走行距離が8万キロくらいなら、交換を勧めてくる整備工場もありますが、交換しないとトラブルに直結するわけではなく、予防整備として見積書に入ることがあります。
ディスクパッド交換
N-BOXは他のNシリーズよりも車体が重いこともあり、ディスクパッドの消耗はやや早いと感じています。
とくに普段の買い物などで使用することが多い場合、ストップゴーの頻度が高く走行距離が少なくてもかなり消耗しています。
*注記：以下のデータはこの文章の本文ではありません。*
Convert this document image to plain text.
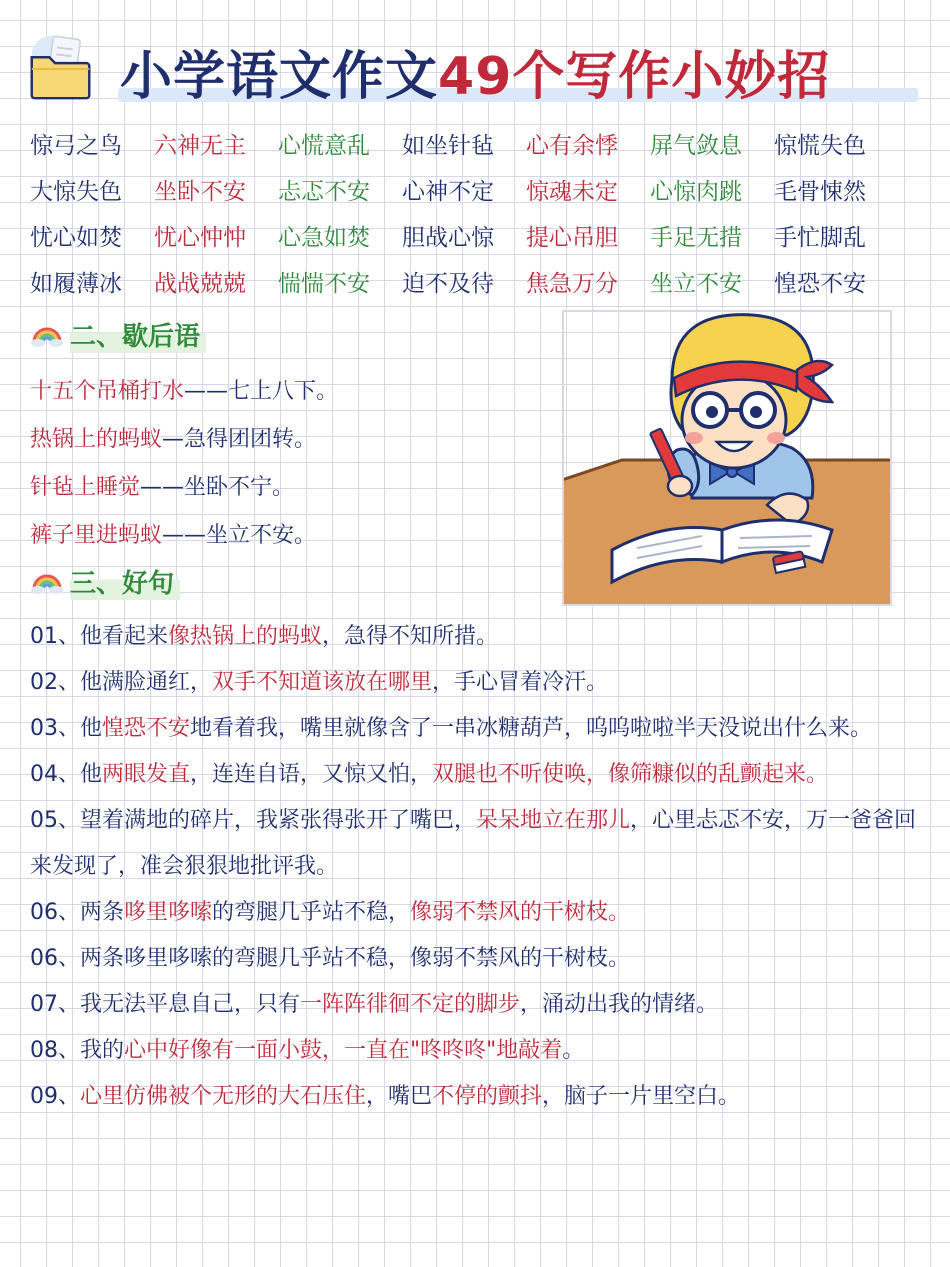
小学语文作文49个写作小妙招
惊弓之鸟	六神无主	心慌意乱	如坐针毡	心有余悸	屏气敛息	惊慌失色
大惊失色	坐卧不安	忐忑不安	心神不定	惊魂未定	心惊肉跳	毛骨悚然
忧心如焚	忧心忡忡	心急如焚	胆战心惊	提心吊胆	手足无措	手忙脚乱
如履薄冰	战战兢兢	惴惴不安	迫不及待	焦急万分	坐立不安	惶恐不安
二、歇后语
十五个吊桶打水——七上八下。
热锅上的蚂蚁—急得团团转。
针毡上睡觉——坐卧不宁。
裤子里进蚂蚁——坐立不安。
三、好句
01、他看起来像热锅上的蚂蚁，急得不知所措。
02、他满脸通红，双手不知道该放在哪里，手心冒着冷汗。
03、他惶恐不安地看着我，嘴里就像含了一串冰糖葫芦，呜呜啦啦半天没说出什么来。
04、他两眼发直，连连自语，又惊又怕，双腿也不听使唤，像筛糠似的乱颤起来。
05、望着满地的碎片，我紧张得张开了嘴巴，呆呆地立在那儿，心里忐忑不安，万一爸爸回来发现了，准会狠狠地批评我。
06、两条哆里哆嗦的弯腿几乎站不稳，像弱不禁风的干树枝。
06、两条哆里哆嗦的弯腿几乎站不稳，像弱不禁风的干树枝。
07、我无法平息自己，只有一阵阵徘徊不定的脚步，涌动出我的情绪。
08、我的心中好像有一面小鼓，一直在"咚咚咚"地敲着。
09、心里仿佛被个无形的大石压住，嘴巴不停的颤抖，脑子一片里空白。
5万キロも走行していれば半分以下くらいまで摩耗していることが多く、車検では合格ですが、予防整備として交換を勧められるでしょう。
ロアブーツとタイロッドエンドブーツ
2回目の車検ですでにロアボールジョイントブーツを交換している場合もありますが、タイロッドエンドブーツと併せてロアブーツの交換も見積書に入ることが増えます。
ブーツ類は裂けて中のグリスがはみ出てしまった場合は車検では不合格になってしまうので、少しでも裂けていると判定されると必要整備となってしまいます。
ブーツ交換でよくあるのが、どちらか片方が裂けていて、もう片方がギリ裂けていない状態。
整備工場によってはひっくるめて必要整備にしてしまうところもあるようです。
最後に・・・
予防整備のタイミング
N-BOXは実用的な軽自動車としても高い評価を受けているので、長く乗りたいと考えているユーザーさんも少なくありません。
「軽自動車の寿命はどれくらい」といった質問もよく受けますが、整備士としては『それまでのメンテナンスで違ってくる』というお答えをしています。
また、車検だからたくさん整備をしなくてはいけないということではありません。
『必要な整備を必要なタイミングで行う』という意識を持っていただければ車検だから高額な費用がかかってしまうということもないでしょう。
とはいえ、10万キロを超えたあたりから故障のリスクも増えてきます。
N-BOXは10万キロではどんな整備が必要になってくるのかを別の記事にしていますので参考にしていただければと思います。
【関連記事】N-BOXは10万キロ走行でどんな交換部品がある?車検は高くつく?
5年目・7年目は大きな節目?
実用的な軽自動車としての一面を持っているN-BOXですが、中古車としてもかなりの人気モデルです。
車検には法定費用なども含め10万円近いお金が動くタイミングでもあり、新車価格が150万円前後のN-BOXとしては比率として大きな出費となります。
新車の購入に15万円の頭金を入れてオートローンを利用するというケースも軽自動車ではよくあるパターンです。
車検をするべきか、人気車のN-BOXの買取価格に期待して車検をするまえに買取査定の金額を調べておくのもいいでしょう。
買い取り業界では当たり前すぎることなのですが、車検を受けたあとで買取査定をしても車検にかかった費用が上乗せされることはありません。
つまり、車を売るのなら車検の前に売るほうが断然オトクなのです。